Devam ediyorum. ''Bu kadar mı sıkıldınız yaşamaktan, bu ne acele böyle, insan nasıl bu kadar nefret eder yaşamaktan?''

''Umarım benim olduğumdan daha şanslı olursun da, bu sorunun cevabını öğrenmek zorunda kalmazsın hiçbir zaman. Şimdi müsaadenle yukarı çıkmam lazım; kısa bir işim var.  ''

     Onu beklerken titremeye devam eden ayaklarıma rağmen oturmak bile gelmiyor aklıma daha şimdiden beynim durmuş gibi. Polisin sorunlarına nasıl cevap vereceğim bu halde? Ya yakalanırsam, ya anlarlarsa ne yaptığımı. Merdivenden gelen ayak sesleri bölüyor düşüncelerimi.

Ellerini birbirine vurarak ''Evveet başlayalım mı artık ?’’diye soruyor.

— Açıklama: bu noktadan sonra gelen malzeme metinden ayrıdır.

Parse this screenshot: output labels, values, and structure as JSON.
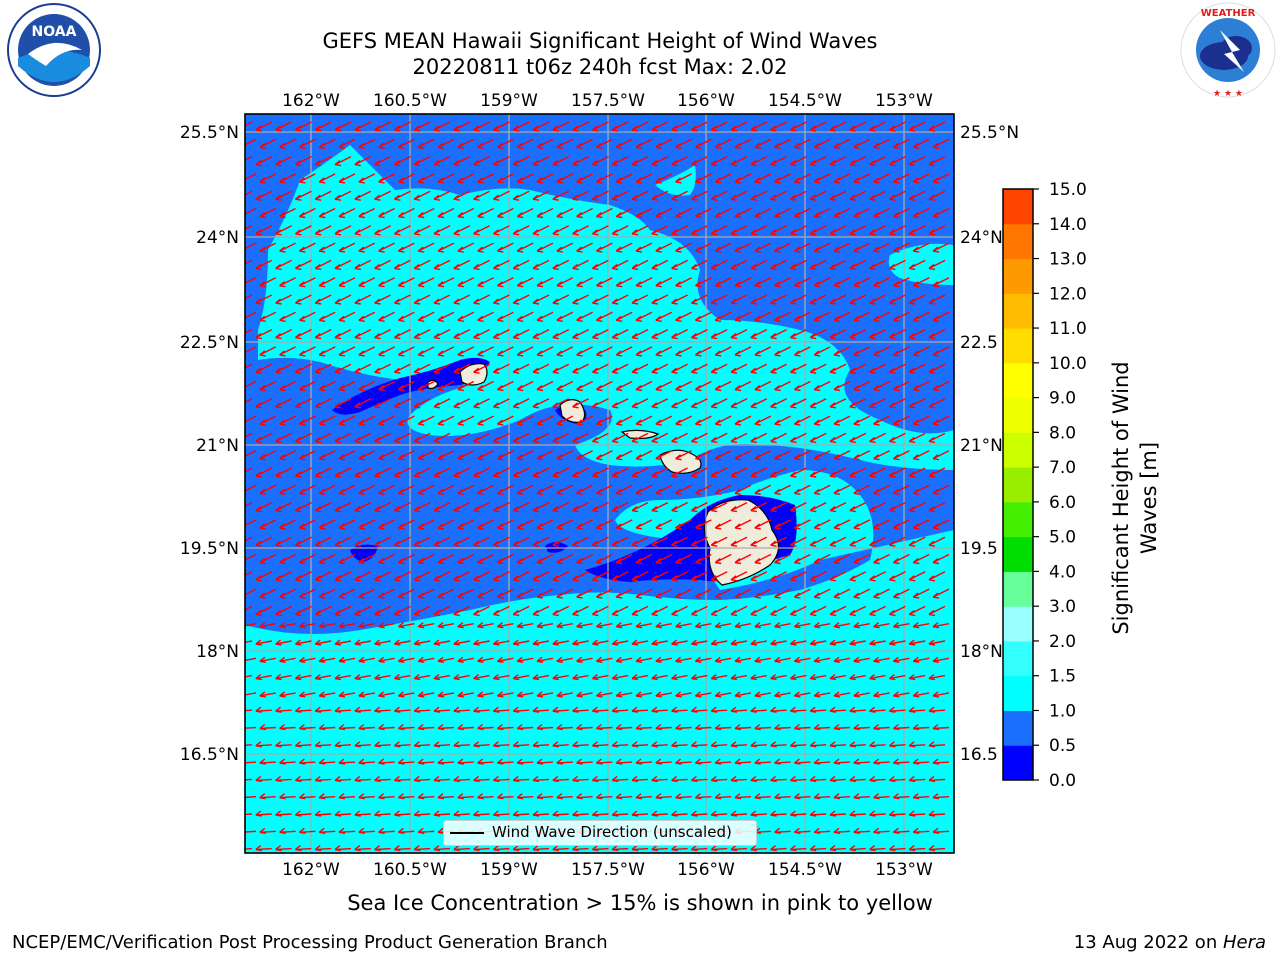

      Nasıl bu kadar sakin? Bilmediği bir dünyanın kapılarını aralarken insan nasıl bu kadar korkusuz, heyecansız kalabilir? Sorduğu ‘’başlayalım mı?’’ sorusuna vereceğim cevabı beklemeden, cebindeki havluya sarılı bıçağı bir kez daha çıkarıyor yerinden. O bıçağı sürekli yanında mı taşıyor acaba diye hızlı bir düşünce geçiyor aklımdan. Yavaş adımlarıyla bana doğru yürüyüp, yanımda durduktan sonra bana uzattığı bıçağı tutmak için hamle yapıyorum ancak bıçağı bana vermek yerine bir kez daha kendine doğru çekiyor onu. Ne olduğunu anlamayan bakışlarım, gözlerine kayıyor. Elini öbür cebine atıp, bir çift eldiven çıkarıyor.

''Önce bunları giy.'' Diyor, emreder bir ses tonuyla. Söylediği her şeye itaat ediyorum. Eldivenleri elime geçirdikten sonra bıçağı almak için ona uzattığım ellerimden tutup, kendine doğru çekiyor beni.